Bloco 0 — Panorama · Eixo A · Nível NÍVEL 1 puramente conceitual, sem lab

Abertura

Claude não é um produto único — é uma família de modelos. Este módulo explica a diferença prática entre eles, para que você saiba escolher com intenção, não só usar o que aparece primeiro.

Conceito central

Existe um trade-off central entre capacidade e velocidade/custo: quanto mais um modelo consegue lidar com tarefas complexas e ambíguas, mais tempo e recursos ele tende a consumir para responder.

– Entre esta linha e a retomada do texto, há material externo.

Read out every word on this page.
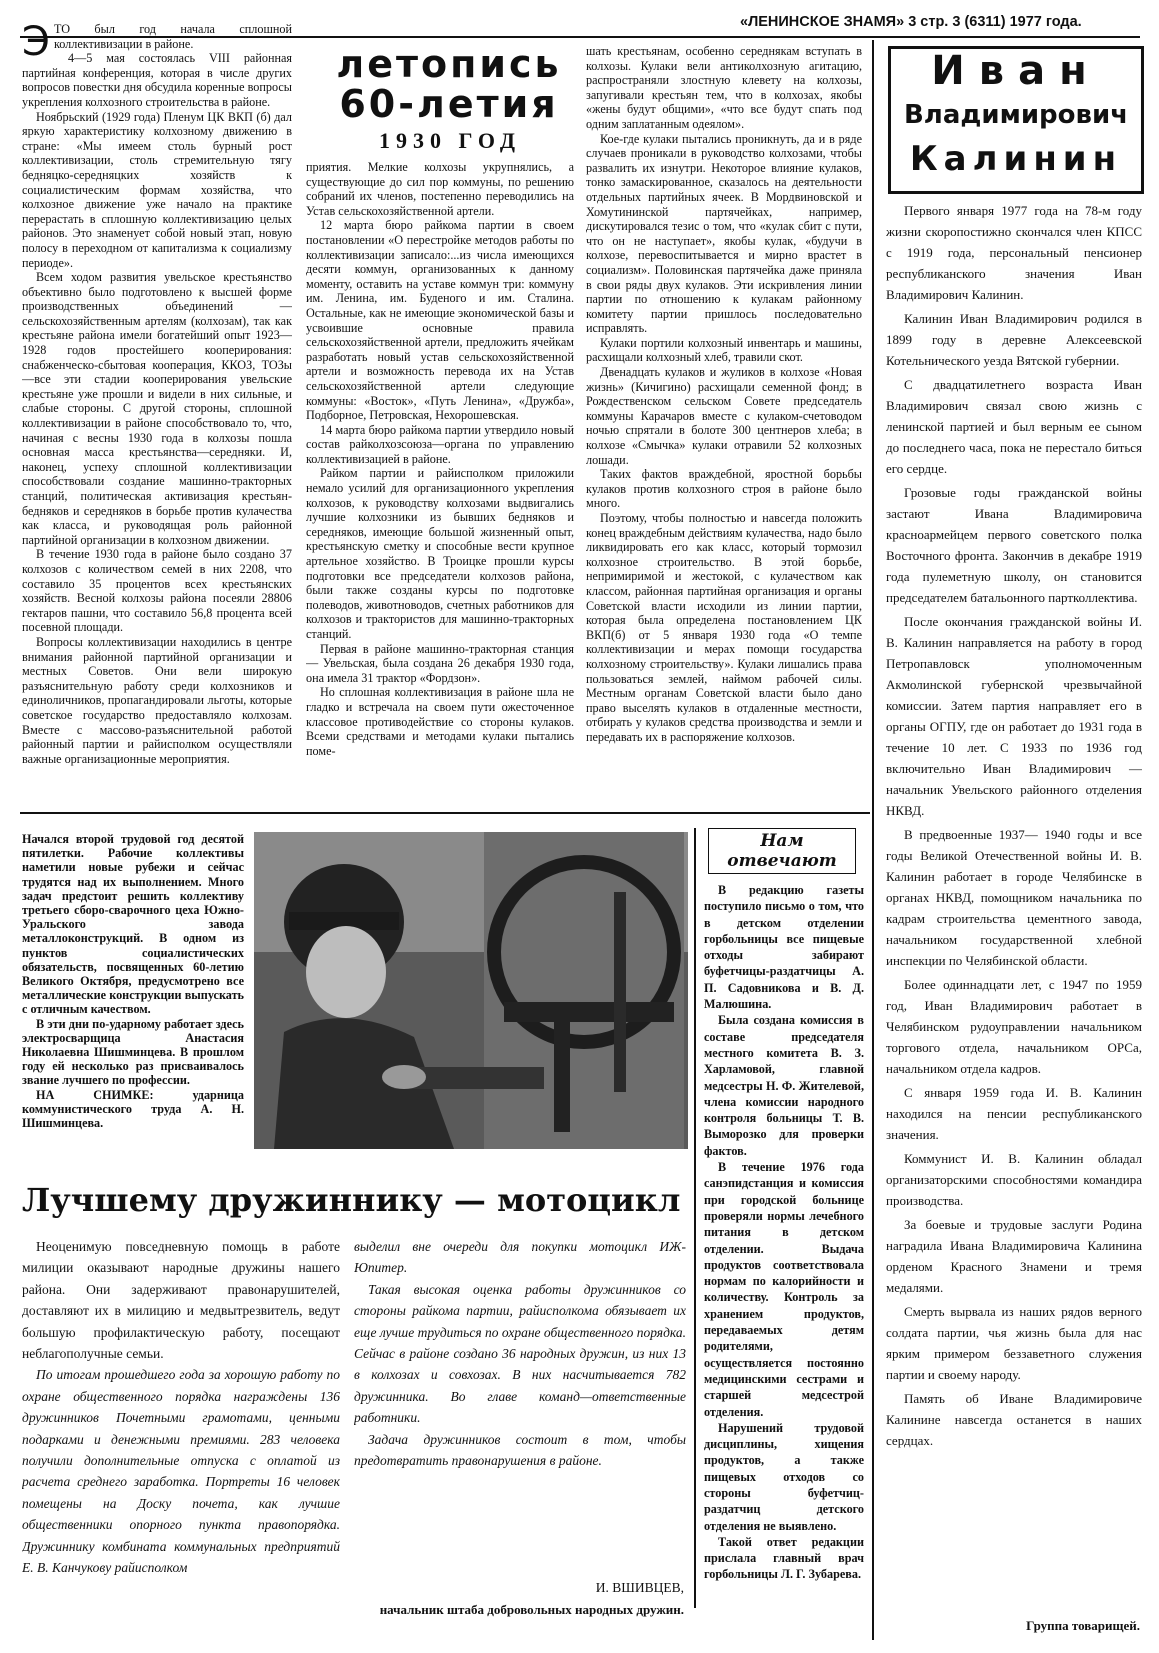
«ЛЕНИНСКОЕ ЗНАМЯ» 3 стр. 3 (6311) 1977 года.
летопись
60-летия
1930 ГОД
Э ТО был год начала сплошной коллективизации в районе.

4—5 мая состоялась VIII районная партийная конференция, которая в числе других вопросов повестки дня обсудила коренные вопросы укрепления колхозного строительства в районе.

Ноябрьский (1929 года) Пленум ЦК ВКП (б) дал яркую характеристику колхозному движению в стране: «Мы имеем столь бурный рост коллективизации, столь стремительную тягу бедняцко-середняцких хозяйств к социалистическим формам хозяйства, что колхозное движение уже начало на практике перерастать в сплошную коллективизацию целых районов. Это знаменует собой новый этап, новую полосу в переходном от капитализма к социализму периоде».

Всем ходом развития увельское крестьянство объективно было подготовлено к высшей форме производственных объединений — сельскохозяйственным артелям (колхозам), так как крестьяне района имели богатейший опыт 1923—1928 годов простейшего кооперирования: снабженческо-сбытовая кооперация, ККОЗ, ТОЗы—все эти стадии кооперирования увельские крестьяне уже прошли и видели в них сильные, и слабые стороны. С другой стороны, сплошной коллективизации в районе способствовало то, что, начиная с весны 1930 года в колхозы пошла основная масса крестьянства—середняки. И, наконец, успеху сплошной коллективизации способствовали создание машинно-тракторных станций, политическая активизация крестьян-бедняков и середняков в борьбе против кулачества как класса, и руководящая роль районной партийной организации в колхозном движении.

В течение 1930 года в районе было создано 37 колхозов с количеством семей в них 2208, что составило 35 процентов всех крестьянских хозяйств. Весной колхозы района посеяли 28806 гектаров пашни, что составило 56,8 процента всей посевной площади.

Вопросы коллективизации находились в центре внимания районной партийной организации и местных Советов. Они вели широкую разъяснительную работу среди колхозников и единоличников, пропагандировали льготы, которые советское государство предоставляло колхозам. Вместе с массово-разъяснительной работой районный партии и райисполком осуществляли важные организационные мероприятия.

приятия. Мелкие колхозы укрупнялись, а существующие до сил пор коммуны, по решению собраний их членов, постепенно переводились на Устав сельскохозяйственной артели.

12 марта бюро райкома партии в своем постановлении «О перестройке методов работы по коллективизации записало:...из числа имеющихся десяти коммун, организованных к данному моменту, оставить на уставе коммун три: коммуну им. Ленина, им. Буденого и им. Сталина. Остальные, как не имеющие экономической базы и усвоившие основные правила сельскохозяйственной артели, предложить ячейкам разработать новый устав сельскохозяйственной артели и возможность перевода их на Устав сельскохозяйственной артели следующие коммуны: «Восток», «Путь Ленина», «Дружба», Подборное, Петровская, Нехорошевская.

14 марта бюро райкома партии утвердило новый состав райколхозсоюза—органа по управлению коллективизацией в районе.

Райком партии и райисполком приложили немало усилий для организационного укрепления колхозов, к руководству колхозами выдвигались лучшие колхозники из бывших бедняков и середняков, имеющие большой жизненный опыт, крестьянскую сметку и способные вести крупное артельное хозяйство. В Троицке прошли курсы подготовки все председатели колхозов района, были также созданы курсы по подготовке полеводов, животноводов, счетных работников для колхозов и трактористов для машинно-тракторных станций.

Первая в районе машинно-тракторная станция — Увельская, была создана 26 декабря 1930 года, она имела 31 трактор «Фордзон».

Но сплошная коллективизация в районе шла не гладко и встречала на своем пути ожесточенное классовое противодействие со стороны кулаков. Всеми средствами и методами кулаки пытались поме-

шать крестьянам, особенно середнякам вступать в колхозы. Кулаки вели антиколхозную агитацию, распространяли злостную клевету на колхозы, запугивали крестьян тем, что в колхозах, якобы «жены будут общими», «что все будут спать под одним заплатанным одеялом».

Кое-где кулаки пытались проникнуть, да и в ряде случаев проникали в руководство колхозами, чтобы развалить их изнутри. Некоторое влияние кулаков, тонко замаскированное, сказалось на деятельности отдельных партийных ячеек. В Мордвиновской и Хомутининской партячейках, например, дискутировался тезис о том, что «кулак сбит с пути, что он не наступает», якобы кулак, «будучи в колхозе, перевоспитывается и мирно врастет в социализм». Половинская партячейка даже приняла в свои ряды двух кулаков. Эти искривления линии партии по отношению к кулакам районному комитету партии пришлось последовательно исправлять.

Кулаки портили колхозный инвентарь и машины, расхищали колхозный хлеб, травили скот.

Двенадцать кулаков и жуликов в колхозе «Новая жизнь» (Кичигино) расхищали семенной фонд; в Рождественском сельском Совете председатель коммуны Карачаров вместе с кулаком-счетоводом ночью спрятали в болоте 300 центнеров хлеба; в колхозе «Смычка» кулаки отравили 52 колхозных лошади.

Таких фактов враждебной, яростной борьбы кулаков против колхозного строя в районе было много.

Поэтому, чтобы полностью и навсегда положить конец враждебным действиям кулачества, надо было ликвидировать его как класс, который тормозил колхозное строительство. В этой борьбе, непримиримой и жестокой, с кулачеством как классом, районная партийная организация и органы Советской власти исходили из линии партии, которая была определена постановлением ЦК ВКП(б) от 5 января 1930 года «О темпе коллективизации и мерах помощи государства колхозному строительству». Кулаки лишались права пользоваться землей, наймом рабочей силы. Местным органам Советской власти было дано право выселять кулаков в отдаленные местности, отбирать у кулаков средства производства и земли и передавать их в распоряжение колхозов.

Иван
Владимирович
Калинин

Первого января 1977 года на 78-м году жизни скоропостижно скончался член КПСС с 1919 года, персональный пенсионер республиканского значения Иван Владимирович Калинин.

Калинин Иван Владимирович родился в 1899 году в деревне Алексеевской Котельнического уезда Вятской губернии.

С двадцатилетнего возраста Иван Владимирович связал свою жизнь с ленинской партией и был верным ее сыном до последнего часа, пока не перестало биться его сердце.

Грозовые годы гражданской войны застают Ивана Владимировича красноармейцем первого советского полка Восточного фронта. Закончив в декабре 1919 года пулеметную школу, он становится председателем батальонного партколлектива.

После окончания гражданской войны И. В. Калинин направляется на работу в город Петропавловск уполномоченным Акмолинской губернской чрезвычайной комиссии. Затем партия направляет его в органы ОГПУ, где он работает до 1931 года в течение 10 лет. С 1933 по 1936 год включительно Иван Владимирович — начальник Увельского районного отделения НКВД.

В предвоенные 1937— 1940 годы и все годы Великой Отечественной войны И. В. Калинин работает в городе Челябинске в органах НКВД, помощником начальника по кадрам строительства цементного завода, начальником государственной хлебной инспекции по Челябинской области.

Более одиннадцати лет, с 1947 по 1959 год, Иван Владимирович работает в Челябинском рудоуправлении начальником торгового отдела, начальником ОРСа, начальником отдела кадров.

С января 1959 года И. В. Калинин находился на пенсии республиканского значения.

Коммунист И. В. Калинин обладал организаторскими способностями командира производства.

За боевые и трудовые заслуги Родина наградила Ивана Владимировича Калинина орденом Красного Знамени и тремя медалями.

Смерть вырвала из наших рядов верного солдата партии, чья жизнь была для нас ярким примером беззаветного служения партии и своему народу.

Память об Иване Владимировиче Калинине навсегда останется в наших сердцах.

Группа товарищей.

Начался второй трудовой год десятой пятилетки. Рабочие коллективы наметили новые рубежи и сейчас трудятся над их выполнением. Много задач предстоит решить коллективу третьего сборо-сварочного цеха Южно-Уральского завода металлоконструкций. В одном из пунктов социалистических обязательств, посвященных 60-летию Великого Октября, предусмотрено все металлические конструкции выпускать с отличным качеством.

В эти дни по-ударному работает здесь электросварщица Анастасия Николаевна Шишминцева. В прошлом году ей несколько раз присваивалось звание лучшего по профессии.

НА СНИМКЕ:	ударница коммунистического труда А. Н. Шишминцева.

Нам
отвечают

В редакцию газеты поступило письмо о том, что в детском отделении горбольницы все пищевые отходы забирают буфетчицы-раздатчицы А. П. Садовникова и В. Д. Малюшина.

Была создана комиссия в составе председателя местного комитета В. З. Харламовой, главной медсестры Н. Ф. Жителевой, члена комиссии народного контроля больницы Т. В. Выморозко для проверки фактов.

В течение 1976 года санэпидстанция и комиссия при городской больнице проверяли нормы лечебного питания в детском отделении. Выдача продуктов соответствовала нормам по калорийности и количеству. Контроль за хранением продуктов, передаваемых детям родителями, осуществляется постоянно медицинскими сестрами и старшей медсестрой отделения.

Нарушений трудовой дисциплины, хищения продуктов, а также пищевых отходов со стороны буфетчиц-раздатчиц детского отделения не выявлено.

Такой ответ редакции прислала главный врач горбольницы Л. Г. Зубарева.

Лучшему дружиннику — мотоцикл

Неоценимую повседневную помощь в работе милиции оказывают народные дружины нашего района. Они задерживают правонарушителей, доставляют их в милицию и медвытрезвитель, ведут большую профилактическую работу, посещают неблагополучные семьи.

По итогам прошедшего года за хорошую работу по охране общественного порядка награждены 136 дружинников Почетными грамотами, ценными подарками и денежными премиями. 283 человека получили дополнительные отпуска с оплатой из расчета среднего заработка. Портреты 16 человек помещены на Доску почета, как лучшие общественники опорного пункта правопорядка. Дружиннику комбината коммунальных предприятий Е. В. Канчукову райисполком

выделил вне очереди для покупки мотоцикл ИЖ-Юпитер.

Такая высокая оценка работы дружинников со стороны райкома партии, райисполкома обязывает их еще лучше трудиться по охране общественного порядка. Сейчас в районе создано 36 народных дружин, из них 13 в колхозах и совхозах. В них насчитывается 782 дружинника. Во главе команд—ответственные работники.

Задача дружинников состоит в том, чтобы предотвратить правонарушения в районе.

И. ВШИВЦЕВ,
начальник штаба добровольных народных дружин.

As características exatas de cada linha mudam com o tempo, mas o espectro entre elas se mantém:

MODELO

Opus

A linha mais capaz: tende a lidar melhor com tarefas complexas, ambíguas ou que exigem raciocínio em várias etapas.

MODELO

Sonnet

Equilíbrio entre qualidade e velocidade — a escolha padrão para a maioria das tarefas do dia a dia.

MODELO

Haiku

Prioriza velocidade e custo — ideal para tarefas simples e de alto volume, onde rapidez importa mais que profundidade.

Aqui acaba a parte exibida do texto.